Investment for Rest half (2012)

Wrt to my last Article, It has been a good climb with the graphs of pharma/healthcare companies still not peaking and yet have more to come. Its Irony, but thanks to Rupee depreciating and this sector leaving stone upturned for  the opportunity to spread domestically and internationally. It is nothing but an experience to learn, on how even in bad times for the overall market, a sector can perform exceptionally good. Look at lupin, Sun Pharma, Ranbaxy (20-30% up, still 10-15% more to come). Except a few disappointments like Dr. Reddy's and also GlaxoSmith (3-7% up).

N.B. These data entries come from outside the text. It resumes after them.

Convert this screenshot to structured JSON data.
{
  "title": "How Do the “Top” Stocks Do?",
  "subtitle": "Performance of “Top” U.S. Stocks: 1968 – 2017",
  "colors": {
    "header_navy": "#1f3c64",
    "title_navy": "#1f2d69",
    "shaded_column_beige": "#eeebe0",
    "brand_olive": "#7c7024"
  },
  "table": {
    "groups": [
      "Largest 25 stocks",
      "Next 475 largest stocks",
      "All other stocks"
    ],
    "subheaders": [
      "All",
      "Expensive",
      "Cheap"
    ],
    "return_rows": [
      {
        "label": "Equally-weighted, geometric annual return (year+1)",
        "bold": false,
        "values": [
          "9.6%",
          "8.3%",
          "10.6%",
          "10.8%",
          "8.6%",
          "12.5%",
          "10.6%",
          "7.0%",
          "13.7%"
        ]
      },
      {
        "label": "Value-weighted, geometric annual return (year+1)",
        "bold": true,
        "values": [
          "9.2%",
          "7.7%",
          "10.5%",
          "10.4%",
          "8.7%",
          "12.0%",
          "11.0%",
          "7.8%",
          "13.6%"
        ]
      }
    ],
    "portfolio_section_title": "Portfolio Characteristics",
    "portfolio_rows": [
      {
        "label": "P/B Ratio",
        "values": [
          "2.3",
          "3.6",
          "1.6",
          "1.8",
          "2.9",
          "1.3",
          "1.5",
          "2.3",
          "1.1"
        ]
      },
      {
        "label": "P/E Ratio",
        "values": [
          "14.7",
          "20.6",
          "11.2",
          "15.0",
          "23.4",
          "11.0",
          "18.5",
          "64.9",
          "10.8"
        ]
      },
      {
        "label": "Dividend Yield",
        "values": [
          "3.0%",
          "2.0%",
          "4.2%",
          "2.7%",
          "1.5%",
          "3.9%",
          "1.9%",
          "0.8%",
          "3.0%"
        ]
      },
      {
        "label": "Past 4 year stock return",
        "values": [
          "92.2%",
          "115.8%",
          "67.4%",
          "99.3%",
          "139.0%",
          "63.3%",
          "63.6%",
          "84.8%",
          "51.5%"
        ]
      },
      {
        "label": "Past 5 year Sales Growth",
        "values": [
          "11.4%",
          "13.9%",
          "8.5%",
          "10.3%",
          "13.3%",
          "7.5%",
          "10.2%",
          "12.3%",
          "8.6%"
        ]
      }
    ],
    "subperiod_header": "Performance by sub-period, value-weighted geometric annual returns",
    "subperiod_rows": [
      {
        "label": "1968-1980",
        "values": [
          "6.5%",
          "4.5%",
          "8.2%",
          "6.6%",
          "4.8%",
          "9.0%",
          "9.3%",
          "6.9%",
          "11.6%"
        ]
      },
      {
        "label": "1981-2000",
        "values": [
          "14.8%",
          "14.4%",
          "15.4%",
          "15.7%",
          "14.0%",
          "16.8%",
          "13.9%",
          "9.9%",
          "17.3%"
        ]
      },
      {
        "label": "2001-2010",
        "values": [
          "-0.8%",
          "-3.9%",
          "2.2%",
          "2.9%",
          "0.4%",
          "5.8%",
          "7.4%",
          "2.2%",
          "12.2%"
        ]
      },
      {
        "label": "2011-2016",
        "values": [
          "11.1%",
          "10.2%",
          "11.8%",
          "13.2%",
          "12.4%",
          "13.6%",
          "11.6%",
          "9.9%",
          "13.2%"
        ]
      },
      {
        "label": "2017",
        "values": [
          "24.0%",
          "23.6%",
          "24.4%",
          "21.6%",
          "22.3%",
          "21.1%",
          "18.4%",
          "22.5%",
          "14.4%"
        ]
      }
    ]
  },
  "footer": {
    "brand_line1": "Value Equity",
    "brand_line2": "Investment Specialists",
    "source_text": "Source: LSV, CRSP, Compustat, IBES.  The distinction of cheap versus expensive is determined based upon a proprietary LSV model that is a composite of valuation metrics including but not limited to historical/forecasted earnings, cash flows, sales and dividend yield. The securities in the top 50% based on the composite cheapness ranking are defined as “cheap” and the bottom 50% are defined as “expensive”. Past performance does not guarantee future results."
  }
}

But what's next?? Surely not Airlines/Telecom for a while, with the battles going on. Monsoon does not favor FMCG. The chase cuts down to IT, Pharma, Auto, banking/finance, Energy, metal or Commodities. Edible commodities like sugar, cotton  have already picked up 10-12% due to foreseeing demand/supply gap(reason being poor monsoon), but still have chance of another 15-17% upside. Festival time for next 3 months indicate precious/semi-precious commodities will pick up pace but how much (Since they are already on there all time peak), another 5-10%  and festive season is good for Auto sector, but the inflation and growing cost will put a break on buying so it can experience 10-15% upside. In IT sector, one needs to be selective, yet the returns will not be same as pharma has shown till now. Energy Sector with most of the PSU's stalled under the weight of subsidiaries. Metal needs to pick up in terms of demand. Banking being marred by NPA's in PSU banks and competitive margins in private banks, also inflation puts yet another hindrance, positive single digit upside expected.    




Steps taken by RBI about Nose diving Rupee


Huge demand for dollars due to rising imports, and shrinking inflows from foreign investors due to sluggish growth, high inflation, widening current account and fiscal deficits and policy stalemate are key factors for the slide in the rupee.

To slow down the depreciating rupee, the RBI had in the recently taken a couple of measures like raising interest rate on NRI deposits in foreign currency to promote inflows, discouraging outflow of foreign currency by instructing exporters to sell 50% of their retained foreign exchange earnings.


Also in the past, RBI had said forward contracts once cancelled cannot be re-booked and that the forward market should only be used for genuine hedges. This drove speculators out of the currency market. RBI also curbed banks’ open exposure to the currency market and set limits for them.


What RBI can do further!

Impose a cash Margin (10-25%) on forwards. This will reduce speculation to a significant extent and will give access to market for actual trade.

RBI could directly propose oil companies to buy dollars directly from the central bank or it could purchase oil bonds.

Reduce the limit of dollars for people going abroad.

Further tariff or restriction on gold import, So that the greenback stays and is not being traded in huge volumes.

Rebates to support more exports, this in turn will improve dollar liquidity. 

Pharmacy/ Healthcare - Sector to invest in 2012

With the crisis deepening and strengthening due to European situation, Currency depreciation, Inflation and Political instability, India's Stock market doesn't seems to be the right place to park money and multiply. But not all sectors will be suffering due to the current situation. Pharmaceuticals sector is a no-stop train, although it gets sluggish due to global factors. Rupee depreciating will boost the sector as 40-45% is exported. Primarily, Lupin in Pharma looks strong without too many hiccups compared to it's counterparts in the sector. Also, Apollo Hospital after a GDR with Mauritus based Healthcare looks strong and promising. Sun Pharma looks in a better position as they have zero hedging policy against dollar. Ranbaxy after the FDA settlement needs to cover up losses.